On top of staffing issues, Barrett said the state’s reimbursement formula doesn’t account for additional costs the existing housing programs have needed to take on over the years such as security measures, including guards and cameras or technology to keep up with maintaining records.
The other issue the agencies are facing is that 40% of the population they’re serving are 55 or older.

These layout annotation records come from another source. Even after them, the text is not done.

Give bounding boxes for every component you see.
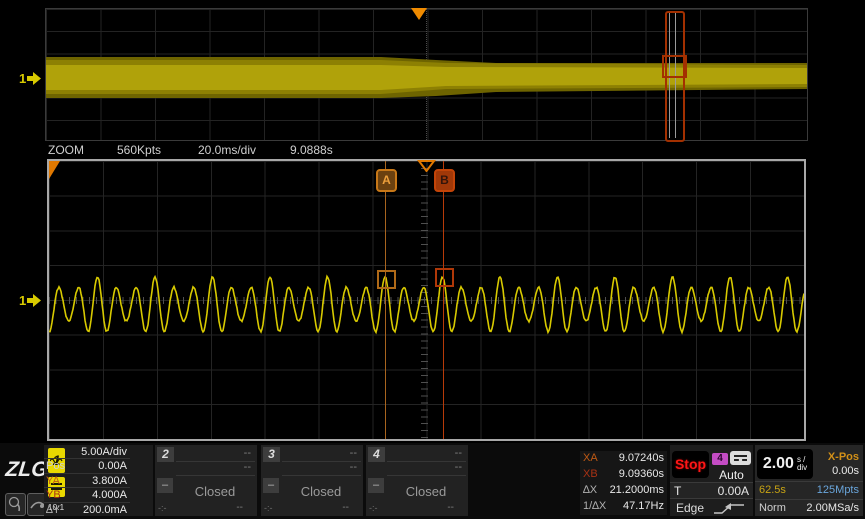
trigger-block[interactable]: Stop 4 Auto T 0.00A Edge: [670, 445, 753, 516]
xa-value: 9.07240s: [619, 452, 664, 464]
zoom-mode-label: ZOOM: [48, 143, 84, 157]
ch3-state: Closed: [279, 484, 363, 499]
channel4-number: 4: [368, 447, 385, 462]
channel3-info-block[interactable]: 3 -- -- – Closed -:- --: [261, 445, 363, 516]
ch2-dash: --: [236, 502, 243, 513]
ch4-coupling-placeholder: –: [368, 478, 384, 493]
dx-value: 9.09360s: [619, 468, 664, 480]
channel4-info-block[interactable]: 4 -- -- – Closed -:- --: [366, 445, 468, 516]
ch1-position-marker-top[interactable]: 1: [19, 71, 41, 86]
run-stop-state[interactable]: Stop: [672, 451, 709, 478]
trigger-level-value: 0.00A: [718, 484, 749, 498]
ch4-time-dash: -:-: [369, 503, 378, 513]
ch1-pos-value: 0.00A: [98, 460, 127, 472]
channel2-number: 2: [157, 447, 174, 462]
cursor-b-trace-marker: [435, 268, 454, 287]
trigger-level-label: T: [674, 484, 681, 498]
zoom-region-handle[interactable]: [662, 55, 687, 78]
cursor-a-line[interactable]: [385, 161, 386, 439]
ch1-marker-label: 1: [19, 293, 26, 308]
acquire-mode: Norm: [759, 502, 786, 514]
ch4-dash-row: --: [387, 461, 466, 476]
cursor-b-line[interactable]: [443, 161, 444, 439]
xa-label: XA: [583, 452, 598, 464]
status-bar: ZLG® 1 10:1 5.00A/div Pos 0.00A YA 3: [0, 443, 865, 519]
record-duration: 62.5s: [759, 484, 786, 496]
ch3-time-dash: -:-: [264, 503, 273, 513]
ch1-yb-label: YB: [46, 489, 61, 501]
rising-edge-icon: [712, 503, 746, 515]
cursor-readout-block: XA 9.07240s XB 9.09360s ∆X 21.2000ms 1/∆…: [580, 451, 667, 515]
scope-screen: 1 1 ZOOM 560Kpts 20.0ms/div 9.0888s A B: [0, 0, 865, 443]
zoom-center-marker[interactable]: [417, 160, 436, 172]
ch4-dash: --: [447, 502, 454, 513]
ch3-dash-row: --: [282, 461, 361, 476]
ch2-coupling-placeholder: –: [157, 478, 173, 493]
ch1-ya-label: YA: [46, 475, 60, 487]
xb-label: XB: [583, 468, 598, 480]
timebase-value: 2.00: [763, 455, 794, 473]
zoom-scale-label: 20.0ms/div: [198, 143, 256, 157]
trigger-level-row: T 0.00A: [670, 482, 753, 499]
trigger-source-badge[interactable]: 4: [712, 453, 728, 465]
channel1-info-block[interactable]: 1 10:1 5.00A/div Pos 0.00A YA 3.800A YB …: [44, 445, 153, 516]
ch3-dash-row: --: [282, 447, 361, 462]
zoom-waveform-panel[interactable]: A B: [47, 159, 806, 441]
record-points: 125Mpts: [817, 484, 859, 496]
ch1-position-marker-bottom[interactable]: 1: [19, 293, 41, 308]
ch1-pos-label: Pos: [46, 460, 65, 472]
ch2-dash-row: --: [176, 461, 255, 476]
cursor-a-handle[interactable]: A: [376, 169, 397, 192]
touch-gesture-icon[interactable]: [5, 493, 26, 516]
ch1-scale: 5.00A/div: [81, 446, 127, 458]
zoom-offset-label: 9.0888s: [290, 143, 333, 157]
inv-dx-value: 47.17Hz: [623, 500, 664, 512]
timebase-unit-bottom: div: [797, 464, 807, 472]
ch1-dy-value: 200.0mA: [83, 504, 127, 516]
acquire-info-row: Norm 2.00MSa/s: [755, 499, 863, 516]
ch2-time-dash: -:-: [158, 503, 167, 513]
timebase-block[interactable]: 2.00 s / div X-Pos 0.00s 62.5s 125Mpts N…: [755, 445, 863, 516]
ch3-coupling-placeholder: –: [263, 478, 279, 493]
ch1-trace-zoom: [49, 161, 804, 439]
ch3-dash: --: [342, 502, 349, 513]
trigger-type: Edge: [676, 501, 704, 515]
timebase-scale[interactable]: 2.00 s / div: [757, 449, 813, 479]
trigger-sweep-mode[interactable]: Auto: [712, 468, 751, 482]
ch1-ya-value: 3.800A: [92, 475, 127, 487]
cursor-b-handle[interactable]: B: [434, 169, 455, 192]
main-waveform-panel[interactable]: [45, 8, 808, 141]
ch2-state: Closed: [173, 484, 257, 499]
trigger-position-marker[interactable]: [411, 8, 427, 20]
channel2-info-block[interactable]: 2 -- -- – Closed -:- --: [155, 445, 257, 516]
inv-dx-label: 1/∆X: [583, 500, 606, 512]
ch1-marker-label: 1: [19, 71, 26, 86]
trigger-coupling-icon[interactable]: [730, 451, 751, 465]
dx-value: 21.2000ms: [610, 484, 664, 496]
xpos-value: 0.00s: [832, 465, 859, 477]
xpos-label: X-Pos: [828, 451, 859, 463]
record-info-row: 62.5s 125Mpts: [755, 481, 863, 499]
ch1-dy-label: ∆Y: [46, 504, 60, 516]
sample-rate: 2.00MSa/s: [806, 502, 859, 514]
ch4-state: Closed: [384, 484, 468, 499]
channel-arrow-icon: [27, 72, 41, 85]
zoom-info-bar: ZOOM 560Kpts 20.0ms/div 9.0888s: [45, 142, 808, 158]
ch1-yb-value: 4.000A: [92, 489, 127, 501]
channel3-number: 3: [263, 447, 280, 462]
trigger-type-row[interactable]: Edge: [670, 501, 753, 516]
zoom-points-label: 560Kpts: [117, 143, 161, 157]
ch1-trace-overview: [46, 9, 807, 140]
dx-label: ∆X: [583, 484, 597, 496]
cursor-a-trace-marker: [377, 270, 396, 289]
ch2-dash-row: --: [176, 447, 255, 462]
channel-arrow-icon: [27, 294, 41, 307]
ch4-dash-row: --: [387, 447, 466, 462]
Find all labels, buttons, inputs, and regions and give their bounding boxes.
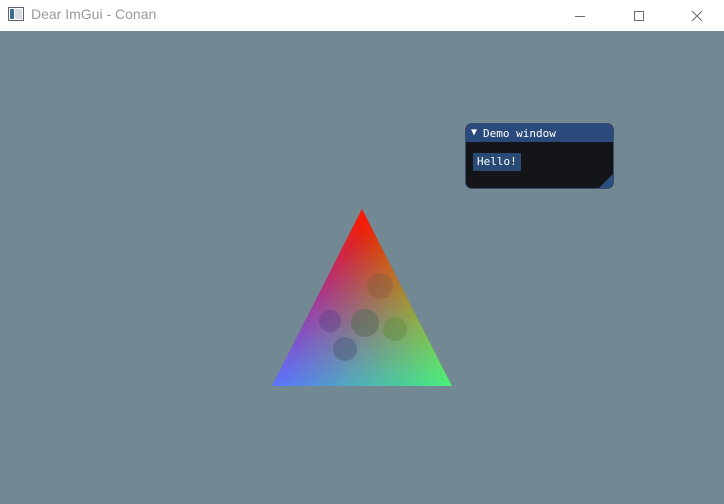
collapse-triangle-icon[interactable]: ▼ [471,128,477,138]
demo-window-title: Demo window [483,126,556,140]
demo-window-titlebar[interactable]: ▼ Demo window [466,124,613,142]
close-button[interactable] [674,0,720,31]
demo-window-body: Hello! [466,142,613,179]
title-bar[interactable]: Dear ImGui - Conan [0,0,724,31]
close-icon [691,10,703,21]
resize-grip[interactable] [599,174,613,188]
maximize-icon [634,10,644,21]
hello-button[interactable]: Hello! [473,153,521,171]
window-title: Dear ImGui - Conan [31,6,157,22]
maximize-button[interactable] [616,0,662,31]
render-viewport[interactable] [0,31,724,504]
scene-canvas [272,209,452,386]
minimize-button[interactable] [557,0,603,31]
app-window-icon [8,7,24,21]
rgb-triangle [272,209,452,386]
minimize-icon [575,15,585,17]
demo-window[interactable]: ▼ Demo window Hello! [466,124,613,188]
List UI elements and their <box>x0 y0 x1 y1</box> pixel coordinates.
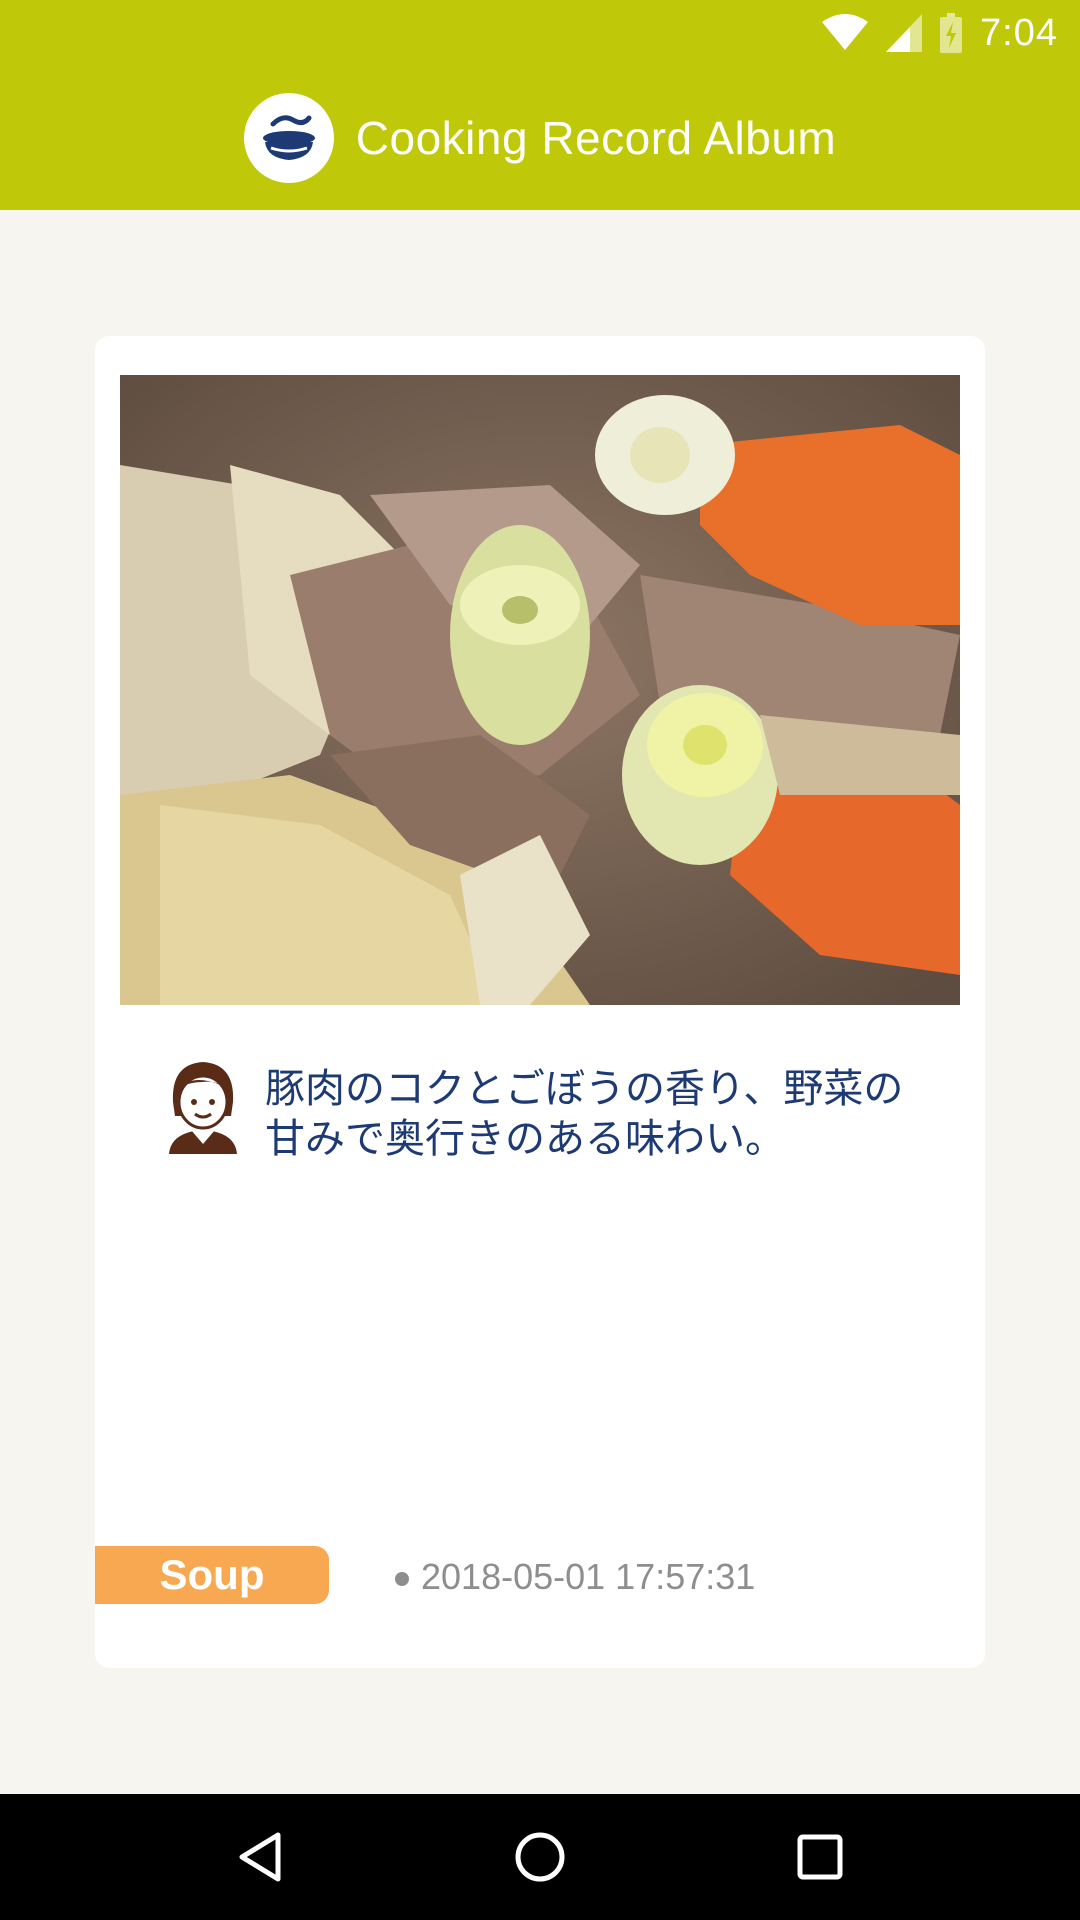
status-icons: 7:04 <box>822 8 1058 58</box>
record-timestamp: 2018-05-01 17:57:31 <box>421 1556 756 1597</box>
user-avatar-icon <box>169 1062 237 1154</box>
record-date: 2018-05-01 17:57:31 <box>395 1554 755 1600</box>
battery-charging-icon <box>940 13 963 53</box>
food-photo[interactable] <box>120 375 960 1005</box>
status-bar: 7:04 <box>0 0 1080 66</box>
navigation-bar <box>0 1794 1080 1920</box>
home-icon[interactable] <box>500 1817 580 1897</box>
bullet-dot-icon <box>395 1572 409 1586</box>
cell-signal-icon <box>886 14 923 52</box>
app-bar: Cooking Record Album <box>0 66 1080 210</box>
record-card[interactable]: 豚肉のコクとごぼうの香り、野菜の甘みで奥行きのある味わい。 Soup 2018-… <box>95 336 985 1668</box>
recipe-comment: 豚肉のコクとごぼうの香り、野菜の甘みで奥行きのある味わい。 <box>265 1066 904 1162</box>
comment-row: 豚肉のコクとごぼうの香り、野菜の甘みで奥行きのある味わい。 <box>165 1058 925 1164</box>
category-badge[interactable]: Soup <box>95 1546 329 1604</box>
recents-icon[interactable] <box>780 1817 860 1897</box>
pot-logo-icon <box>243 93 334 183</box>
wifi-icon <box>822 14 869 50</box>
app-title: Cooking Record Album <box>355 112 837 164</box>
status-time: 7:04 <box>980 11 1058 54</box>
nikujaga-photo <box>120 375 960 1005</box>
back-icon[interactable] <box>220 1817 300 1897</box>
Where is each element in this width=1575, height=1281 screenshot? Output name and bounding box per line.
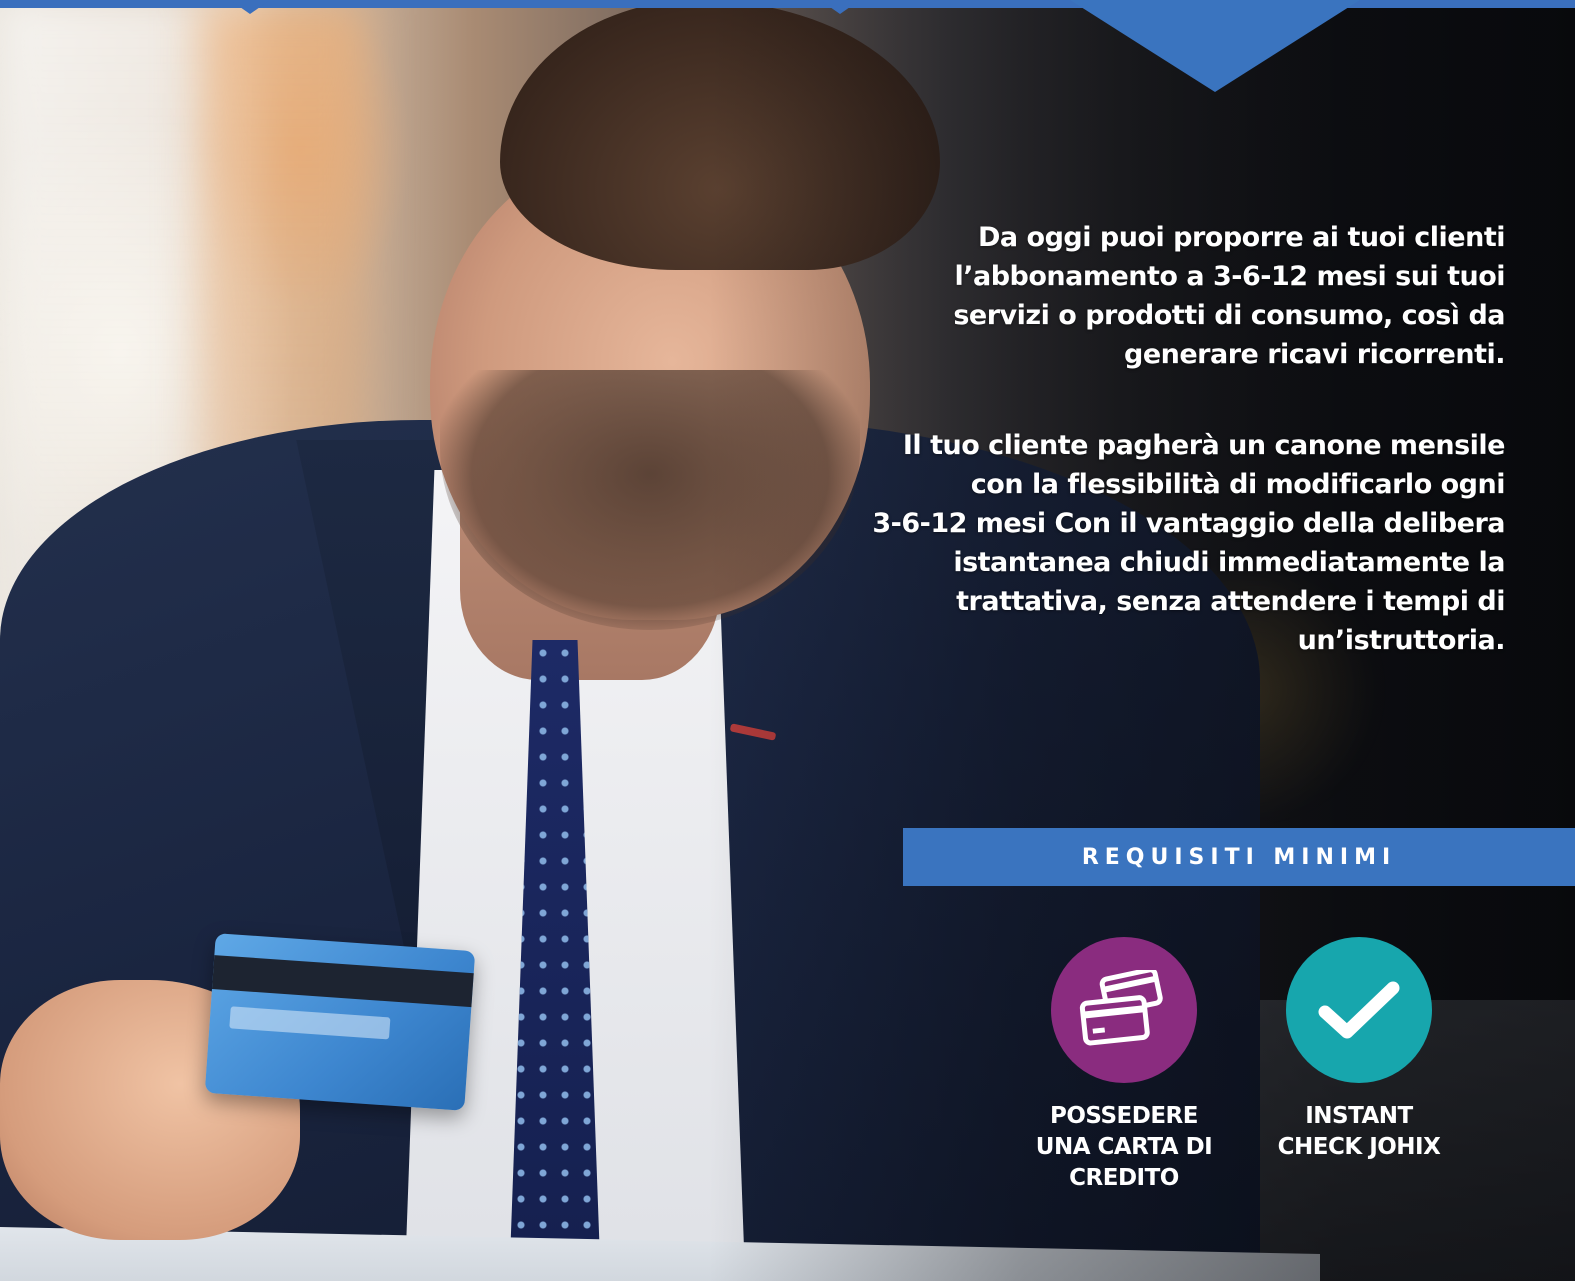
requirements-title: REQUISITI MINIMI xyxy=(1081,844,1397,870)
requirement-credit-card: POSSEDERE UNA CARTA DI CREDITO xyxy=(1024,937,1224,1194)
requirement-instant-check: INSTANT CHECK JOHIX xyxy=(1259,937,1459,1163)
promo-banner: Da oggi puoi proporre ai tuoi clienti l’… xyxy=(0,0,1575,1281)
requirement-credit-card-label: POSSEDERE UNA CARTA DI CREDITO xyxy=(1035,1103,1213,1191)
intro-paragraph: Da oggi puoi proporre ai tuoi clienti l’… xyxy=(953,222,1505,370)
requirements-header: REQUISITI MINIMI xyxy=(903,828,1575,886)
checkmark-icon xyxy=(1286,937,1432,1083)
credit-cards-icon xyxy=(1051,937,1197,1083)
requirement-instant-check-label: INSTANT CHECK JOHIX xyxy=(1277,1103,1441,1160)
description-text: Da oggi puoi proporre ai tuoi clienti l’… xyxy=(865,218,1505,712)
details-paragraph: Il tuo cliente pagherà un canone mensile… xyxy=(872,430,1505,656)
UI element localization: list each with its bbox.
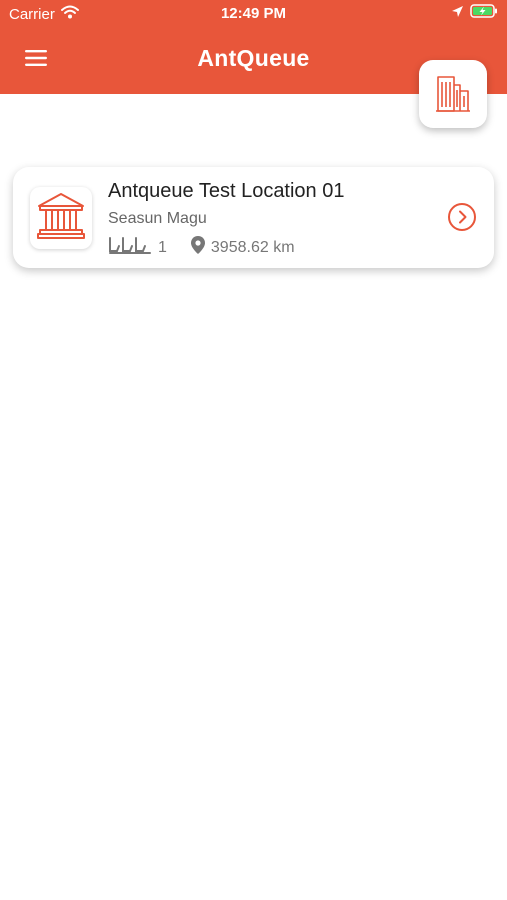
bank-icon — [36, 192, 86, 245]
queue-count: 1 — [158, 238, 167, 256]
location-name: Antqueue Test Location 01 — [108, 180, 345, 202]
status-time: 12:49 PM — [220, 5, 287, 22]
status-bar: Carrier 12:49 PM — [0, 0, 507, 28]
buildings-button[interactable] — [419, 60, 487, 128]
location-arrow-icon — [451, 5, 464, 22]
distance-value: 3958.62 km — [210, 238, 295, 256]
battery-charging-icon — [470, 4, 498, 22]
chevron-right-circle-icon — [447, 202, 477, 237]
open-location-button[interactable] — [447, 202, 477, 237]
buildings-icon — [435, 71, 471, 118]
location-card[interactable]: Antqueue Test Location 01 Seasun Magu 1 — [13, 167, 494, 268]
map-pin-icon — [190, 236, 205, 259]
status-right — [451, 4, 498, 22]
queue-people-icon — [108, 236, 152, 259]
location-owner: Seasun Magu — [108, 210, 207, 227]
location-meta: 1 3958.62 km — [108, 236, 295, 259]
location-icon-tile — [30, 187, 92, 249]
queue-count-group: 1 — [108, 236, 167, 259]
distance-group: 3958.62 km — [190, 236, 295, 259]
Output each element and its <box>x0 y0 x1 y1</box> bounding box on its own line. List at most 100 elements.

Barrett said the task force would study the needs of that aging population
“We cannot stress enough the vital importance of allowing those on their mental health recovery journey to remain in their homes, among the community,” Barrett said in a press release following the passage of the budget. “Nursing homes are not equipped to admit those with mental illness who also exhibit other significant medical challenges; similarly, our agencies are seeing a growing need for resources to serve the aging community with dignity.”
Assembly Mental Health Committee member Assemblyman Angelo Santabarbara, D-Rotterdam, said he was disappointed the task force wasn’t included in the final budget.
“I’m urging the governor to explore other avenues to get this important initiative started as soon as possible,” he said. “Aging in place is a vital aspect of mental health care, and we must ensure that our aging population has the necessary support and resources to maintain their mental well-being.”
However, Steck, who sits on the Health Committee, said he’s “not a big believer in task forces.”
“It’s the old saying that the first thing you do when you don’t really want to do something is form a committee,” he said. “We know what the issues are.”
Steck said current housing should be appropriately supported but the state also needs to expand housing to meet the needs of the state.
“It’s not sufficient,” he said. “The governor’s program funds a lot of additional mental health hospital beds, those are for dealing with someone who is in a profound crisis. So, if you’re acknowledging that there’s a need for additional hospital beds that by implication acknowledges that you need additional transitional housing. The system that exists now has been inadequate.”
Barrett said the organizations that make up the association currently support 40,000 clients with mental health housing but the reality is that the number of homes available for mental health housing in the state should be at least double that.
Santabarbara said he’s urging the governor to do more before the end of session on June 8.